Where Are The Gatekeepers?

Eric Fehrnstrom gives an account of what Republican candidates faced from netroots activists in 2008 and in closing asks:

Where are the online gatekeepers? Gatekeeping is the most important function for the offline media. Editors decide which stories get published. They make sure rumors aren’t printed. Sensitive information is double- and sometimes triple-sourced. Gatekeeping serves an important purpose in establishing the ethics of journalism. Sadly, it doesn’t exist on the Web.

What can be done? Citizen-journalists and bloggers need to provide links to websites that contain factual data backing up their assertions. These connections add credibility. And while Internet libel suits can be difficult to win, they should be pursued more often.
Moreover, it would help if TV and newspapers resisted the temptation to get edgier in their own reporting. If you can’t be “first” with the rumors, be first with the most comprehensive and factual account. In the current Wild West state of political reporting, you will be rewarded with loyal readership in search of honest and objective coverage.

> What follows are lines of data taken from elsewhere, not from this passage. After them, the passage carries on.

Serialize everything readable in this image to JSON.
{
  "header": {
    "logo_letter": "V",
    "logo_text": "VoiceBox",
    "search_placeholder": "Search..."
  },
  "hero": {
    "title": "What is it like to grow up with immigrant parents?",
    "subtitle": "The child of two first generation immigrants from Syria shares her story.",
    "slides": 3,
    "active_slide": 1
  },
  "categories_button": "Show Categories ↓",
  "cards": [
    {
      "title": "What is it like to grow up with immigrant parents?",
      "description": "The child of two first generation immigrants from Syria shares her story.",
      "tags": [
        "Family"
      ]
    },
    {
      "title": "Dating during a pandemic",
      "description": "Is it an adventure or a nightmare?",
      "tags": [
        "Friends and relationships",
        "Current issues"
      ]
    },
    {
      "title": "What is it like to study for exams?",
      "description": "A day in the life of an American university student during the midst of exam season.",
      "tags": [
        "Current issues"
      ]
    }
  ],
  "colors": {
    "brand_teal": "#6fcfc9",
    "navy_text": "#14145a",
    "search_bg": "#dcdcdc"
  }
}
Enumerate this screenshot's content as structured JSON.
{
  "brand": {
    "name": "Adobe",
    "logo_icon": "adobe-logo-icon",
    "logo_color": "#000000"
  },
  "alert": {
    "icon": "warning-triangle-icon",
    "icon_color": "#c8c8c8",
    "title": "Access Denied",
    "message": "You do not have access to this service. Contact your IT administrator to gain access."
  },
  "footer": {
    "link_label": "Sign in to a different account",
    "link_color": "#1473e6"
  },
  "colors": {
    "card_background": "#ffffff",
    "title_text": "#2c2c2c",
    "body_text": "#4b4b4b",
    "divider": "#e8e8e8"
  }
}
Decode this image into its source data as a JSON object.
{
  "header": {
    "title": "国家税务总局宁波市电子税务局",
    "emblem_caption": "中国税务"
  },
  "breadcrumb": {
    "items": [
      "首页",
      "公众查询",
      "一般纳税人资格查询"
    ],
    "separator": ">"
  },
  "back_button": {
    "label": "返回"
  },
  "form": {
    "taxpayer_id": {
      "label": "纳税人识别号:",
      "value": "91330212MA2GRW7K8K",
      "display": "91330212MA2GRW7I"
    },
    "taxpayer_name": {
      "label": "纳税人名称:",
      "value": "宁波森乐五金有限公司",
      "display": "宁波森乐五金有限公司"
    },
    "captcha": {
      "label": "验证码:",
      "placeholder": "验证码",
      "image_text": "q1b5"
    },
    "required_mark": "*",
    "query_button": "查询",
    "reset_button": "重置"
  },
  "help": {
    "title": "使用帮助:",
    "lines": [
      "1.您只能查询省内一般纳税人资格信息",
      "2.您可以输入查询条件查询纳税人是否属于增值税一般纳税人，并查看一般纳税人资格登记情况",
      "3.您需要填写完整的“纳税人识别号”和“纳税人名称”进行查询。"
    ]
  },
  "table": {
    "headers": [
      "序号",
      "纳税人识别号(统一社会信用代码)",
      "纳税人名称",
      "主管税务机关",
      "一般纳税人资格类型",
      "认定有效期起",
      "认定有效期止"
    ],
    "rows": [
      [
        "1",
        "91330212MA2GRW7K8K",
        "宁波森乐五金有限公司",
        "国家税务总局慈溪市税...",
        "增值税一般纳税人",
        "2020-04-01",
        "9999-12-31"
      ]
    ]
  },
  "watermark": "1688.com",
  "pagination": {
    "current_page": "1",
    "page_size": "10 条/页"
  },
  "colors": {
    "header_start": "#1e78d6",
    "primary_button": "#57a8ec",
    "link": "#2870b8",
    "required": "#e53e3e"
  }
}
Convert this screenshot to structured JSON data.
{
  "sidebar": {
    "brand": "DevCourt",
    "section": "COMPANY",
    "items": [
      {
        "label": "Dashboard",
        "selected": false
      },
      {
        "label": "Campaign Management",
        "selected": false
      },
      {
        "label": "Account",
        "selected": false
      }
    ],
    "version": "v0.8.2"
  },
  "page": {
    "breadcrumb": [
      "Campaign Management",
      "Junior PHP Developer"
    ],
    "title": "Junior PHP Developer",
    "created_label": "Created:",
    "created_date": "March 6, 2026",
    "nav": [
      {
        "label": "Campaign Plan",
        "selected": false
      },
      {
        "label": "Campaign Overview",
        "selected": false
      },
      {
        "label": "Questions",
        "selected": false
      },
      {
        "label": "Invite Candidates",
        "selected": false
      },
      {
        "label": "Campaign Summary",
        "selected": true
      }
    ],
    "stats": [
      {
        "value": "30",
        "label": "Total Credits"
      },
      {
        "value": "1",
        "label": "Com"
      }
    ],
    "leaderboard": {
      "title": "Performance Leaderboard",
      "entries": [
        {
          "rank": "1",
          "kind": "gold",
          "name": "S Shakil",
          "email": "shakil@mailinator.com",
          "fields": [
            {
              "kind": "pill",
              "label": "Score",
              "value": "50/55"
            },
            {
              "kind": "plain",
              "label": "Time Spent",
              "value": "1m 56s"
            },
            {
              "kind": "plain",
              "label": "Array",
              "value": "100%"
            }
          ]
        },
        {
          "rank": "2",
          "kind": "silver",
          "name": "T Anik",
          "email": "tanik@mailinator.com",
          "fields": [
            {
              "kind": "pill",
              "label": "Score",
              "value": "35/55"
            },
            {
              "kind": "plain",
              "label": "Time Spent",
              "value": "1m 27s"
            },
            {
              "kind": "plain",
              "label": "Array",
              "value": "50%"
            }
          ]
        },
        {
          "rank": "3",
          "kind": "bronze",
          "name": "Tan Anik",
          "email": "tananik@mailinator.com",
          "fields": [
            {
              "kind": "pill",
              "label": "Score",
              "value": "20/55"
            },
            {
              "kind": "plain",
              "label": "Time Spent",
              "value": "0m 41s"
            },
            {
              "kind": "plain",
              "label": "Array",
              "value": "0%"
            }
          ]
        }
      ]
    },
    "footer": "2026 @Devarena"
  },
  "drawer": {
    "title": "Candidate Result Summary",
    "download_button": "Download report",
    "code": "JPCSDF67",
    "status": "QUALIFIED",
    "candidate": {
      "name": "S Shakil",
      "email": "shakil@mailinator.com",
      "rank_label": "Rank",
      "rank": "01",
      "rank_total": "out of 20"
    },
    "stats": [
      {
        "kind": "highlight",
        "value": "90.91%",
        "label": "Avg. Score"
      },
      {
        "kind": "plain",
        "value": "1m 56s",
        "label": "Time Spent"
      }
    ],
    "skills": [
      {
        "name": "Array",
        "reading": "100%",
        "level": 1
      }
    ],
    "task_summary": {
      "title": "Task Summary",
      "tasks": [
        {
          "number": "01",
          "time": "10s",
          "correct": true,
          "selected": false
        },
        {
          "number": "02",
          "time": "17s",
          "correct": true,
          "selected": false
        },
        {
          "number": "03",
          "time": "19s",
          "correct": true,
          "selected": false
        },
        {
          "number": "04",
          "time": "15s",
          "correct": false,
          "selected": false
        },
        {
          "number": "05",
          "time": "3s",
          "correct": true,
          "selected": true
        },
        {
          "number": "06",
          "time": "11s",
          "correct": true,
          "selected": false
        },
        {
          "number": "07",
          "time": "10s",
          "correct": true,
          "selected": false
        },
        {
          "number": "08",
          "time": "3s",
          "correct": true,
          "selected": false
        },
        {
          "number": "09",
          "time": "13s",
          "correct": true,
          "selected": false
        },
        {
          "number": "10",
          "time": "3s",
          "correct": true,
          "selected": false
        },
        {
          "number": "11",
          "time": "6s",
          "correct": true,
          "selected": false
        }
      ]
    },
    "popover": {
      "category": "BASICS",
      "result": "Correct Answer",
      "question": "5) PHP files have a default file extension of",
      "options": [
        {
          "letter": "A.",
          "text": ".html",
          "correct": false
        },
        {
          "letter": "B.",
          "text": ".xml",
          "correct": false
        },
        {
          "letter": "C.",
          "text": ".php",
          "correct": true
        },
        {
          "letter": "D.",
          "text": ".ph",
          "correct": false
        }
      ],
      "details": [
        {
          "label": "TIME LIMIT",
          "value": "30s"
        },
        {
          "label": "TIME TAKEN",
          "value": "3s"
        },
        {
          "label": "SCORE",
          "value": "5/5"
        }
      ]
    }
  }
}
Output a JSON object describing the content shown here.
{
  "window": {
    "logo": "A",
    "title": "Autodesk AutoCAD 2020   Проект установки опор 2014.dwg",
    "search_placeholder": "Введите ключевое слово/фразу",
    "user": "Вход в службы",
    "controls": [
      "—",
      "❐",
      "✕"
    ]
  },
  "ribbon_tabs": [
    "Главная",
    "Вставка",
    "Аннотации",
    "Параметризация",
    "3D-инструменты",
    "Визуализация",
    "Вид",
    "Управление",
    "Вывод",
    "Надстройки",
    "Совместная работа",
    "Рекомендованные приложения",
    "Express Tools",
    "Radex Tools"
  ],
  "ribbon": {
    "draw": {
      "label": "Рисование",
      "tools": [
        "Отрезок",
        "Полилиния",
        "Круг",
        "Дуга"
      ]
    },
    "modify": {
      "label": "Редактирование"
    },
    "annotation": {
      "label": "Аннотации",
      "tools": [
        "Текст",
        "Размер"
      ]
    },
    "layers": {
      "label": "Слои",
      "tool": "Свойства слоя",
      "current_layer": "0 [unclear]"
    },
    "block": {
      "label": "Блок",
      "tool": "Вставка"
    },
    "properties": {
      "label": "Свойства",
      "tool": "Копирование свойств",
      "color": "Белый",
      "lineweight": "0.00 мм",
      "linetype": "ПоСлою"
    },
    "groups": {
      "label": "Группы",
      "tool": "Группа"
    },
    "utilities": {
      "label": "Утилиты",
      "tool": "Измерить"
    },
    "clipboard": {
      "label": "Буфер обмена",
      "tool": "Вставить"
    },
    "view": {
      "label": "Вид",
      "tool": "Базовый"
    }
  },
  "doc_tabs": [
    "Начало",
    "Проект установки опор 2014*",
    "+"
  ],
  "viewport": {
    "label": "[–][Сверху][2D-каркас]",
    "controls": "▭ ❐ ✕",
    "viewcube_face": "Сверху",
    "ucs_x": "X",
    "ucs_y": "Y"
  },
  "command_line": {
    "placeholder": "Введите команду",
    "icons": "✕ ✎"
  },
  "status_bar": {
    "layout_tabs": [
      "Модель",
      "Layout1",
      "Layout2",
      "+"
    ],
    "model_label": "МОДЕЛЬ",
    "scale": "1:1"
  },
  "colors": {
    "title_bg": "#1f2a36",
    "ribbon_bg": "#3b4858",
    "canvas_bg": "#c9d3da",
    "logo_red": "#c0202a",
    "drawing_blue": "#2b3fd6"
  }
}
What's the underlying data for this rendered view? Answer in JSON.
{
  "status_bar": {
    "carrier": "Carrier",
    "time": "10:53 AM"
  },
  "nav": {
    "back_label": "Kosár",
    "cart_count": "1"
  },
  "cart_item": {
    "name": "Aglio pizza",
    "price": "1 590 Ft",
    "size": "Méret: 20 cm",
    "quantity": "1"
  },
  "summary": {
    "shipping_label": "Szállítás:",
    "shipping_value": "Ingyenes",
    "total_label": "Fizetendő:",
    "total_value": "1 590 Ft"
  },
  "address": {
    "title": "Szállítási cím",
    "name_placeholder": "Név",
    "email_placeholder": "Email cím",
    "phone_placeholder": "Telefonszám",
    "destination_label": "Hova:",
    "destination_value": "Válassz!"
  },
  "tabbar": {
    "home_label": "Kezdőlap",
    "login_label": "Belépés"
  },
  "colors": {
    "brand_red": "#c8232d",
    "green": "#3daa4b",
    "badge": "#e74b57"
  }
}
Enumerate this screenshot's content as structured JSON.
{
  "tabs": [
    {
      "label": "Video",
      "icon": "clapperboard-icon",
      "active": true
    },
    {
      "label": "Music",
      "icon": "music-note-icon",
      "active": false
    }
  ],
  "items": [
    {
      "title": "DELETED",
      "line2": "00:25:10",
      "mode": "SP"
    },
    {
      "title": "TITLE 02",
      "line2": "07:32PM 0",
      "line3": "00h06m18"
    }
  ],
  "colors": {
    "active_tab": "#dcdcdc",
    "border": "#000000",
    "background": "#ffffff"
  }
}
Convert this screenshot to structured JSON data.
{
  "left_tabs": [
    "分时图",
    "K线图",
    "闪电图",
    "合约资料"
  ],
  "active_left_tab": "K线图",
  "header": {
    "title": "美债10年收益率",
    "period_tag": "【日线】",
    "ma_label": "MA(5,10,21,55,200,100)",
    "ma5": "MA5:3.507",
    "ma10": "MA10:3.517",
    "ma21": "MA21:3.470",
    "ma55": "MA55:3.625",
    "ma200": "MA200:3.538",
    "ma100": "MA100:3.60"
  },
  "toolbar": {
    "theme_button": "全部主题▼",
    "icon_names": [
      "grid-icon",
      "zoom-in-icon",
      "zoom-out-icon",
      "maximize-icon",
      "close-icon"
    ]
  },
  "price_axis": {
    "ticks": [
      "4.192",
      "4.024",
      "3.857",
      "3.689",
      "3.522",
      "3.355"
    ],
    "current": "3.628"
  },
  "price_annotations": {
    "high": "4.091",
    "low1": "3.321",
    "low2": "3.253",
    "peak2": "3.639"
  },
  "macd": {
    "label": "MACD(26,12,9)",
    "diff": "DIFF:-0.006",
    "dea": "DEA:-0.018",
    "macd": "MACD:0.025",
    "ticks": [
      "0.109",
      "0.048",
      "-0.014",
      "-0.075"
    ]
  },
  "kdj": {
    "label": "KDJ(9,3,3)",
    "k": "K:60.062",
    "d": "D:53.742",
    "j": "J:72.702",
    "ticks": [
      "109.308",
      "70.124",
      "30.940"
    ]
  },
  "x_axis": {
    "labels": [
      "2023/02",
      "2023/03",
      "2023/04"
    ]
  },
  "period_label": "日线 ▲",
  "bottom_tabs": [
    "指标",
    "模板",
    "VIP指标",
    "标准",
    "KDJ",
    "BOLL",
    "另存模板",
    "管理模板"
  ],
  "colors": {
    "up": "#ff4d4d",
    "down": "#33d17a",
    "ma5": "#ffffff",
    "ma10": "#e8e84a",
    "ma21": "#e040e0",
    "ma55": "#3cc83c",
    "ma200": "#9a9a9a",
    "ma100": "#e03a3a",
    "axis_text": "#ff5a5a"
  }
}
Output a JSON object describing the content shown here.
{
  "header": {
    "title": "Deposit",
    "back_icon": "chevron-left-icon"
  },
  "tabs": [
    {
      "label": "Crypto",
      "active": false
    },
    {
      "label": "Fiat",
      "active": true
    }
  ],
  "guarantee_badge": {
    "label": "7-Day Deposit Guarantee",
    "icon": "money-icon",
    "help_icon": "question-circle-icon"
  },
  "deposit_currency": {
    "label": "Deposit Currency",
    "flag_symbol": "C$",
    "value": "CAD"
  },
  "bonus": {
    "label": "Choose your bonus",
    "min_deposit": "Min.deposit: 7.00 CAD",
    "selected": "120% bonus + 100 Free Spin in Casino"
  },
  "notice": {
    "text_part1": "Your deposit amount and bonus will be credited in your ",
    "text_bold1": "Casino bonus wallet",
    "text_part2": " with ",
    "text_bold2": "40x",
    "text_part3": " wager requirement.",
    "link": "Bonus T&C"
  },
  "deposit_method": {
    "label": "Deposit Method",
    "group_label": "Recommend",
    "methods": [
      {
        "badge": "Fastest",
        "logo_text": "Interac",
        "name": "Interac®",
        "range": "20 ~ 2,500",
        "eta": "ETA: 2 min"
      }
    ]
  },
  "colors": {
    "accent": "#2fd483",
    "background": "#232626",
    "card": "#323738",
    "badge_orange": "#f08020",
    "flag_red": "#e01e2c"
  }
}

He’s not entirely wrong, though I think it’s naive to believe that many bloggers and other citizen-journalists will put forth that extra effort to confirm the facts of what they’re writing before the jump.  And that no one expects it from the other side means they won’t raise themselves up to provide it on their side.  Fire with fire.  But we have got to break from that mold.

As the internet comes of age in how its used during campaigns, more and more people are going to be asking the same question though: where are the gatekeepers?  What has gotten blogging and online activism this far is the lack of a gatekeeper – thousands of voices shouting so many things that once in a while one sticks.  Or a bunch of people starting to talk about the same thing, creating a story where there wouldn’t be one normally.

The media has proven to be gullible to these tactics.  But they’re starting to get burned, and a lot of blogging talking heads who try to sound and act professional but end up putting their foot in their mouth are going to find themselves locked out.

Since blogging’s not about to go away, gatekeepers will emerge as people realize who make up the cream of the crop and those people are promoted.  These individuals will be the self-policiers who put function before form and seek out the facts before fame.

This may take time, though.  Blogging is still new in terms of impact on media and elections.  Everyone is still getting a feel for how it works and what place citizen-journalists hold in the conversation.

It’s up to the citizen-journalist to help properly define their role, not by words but by acts.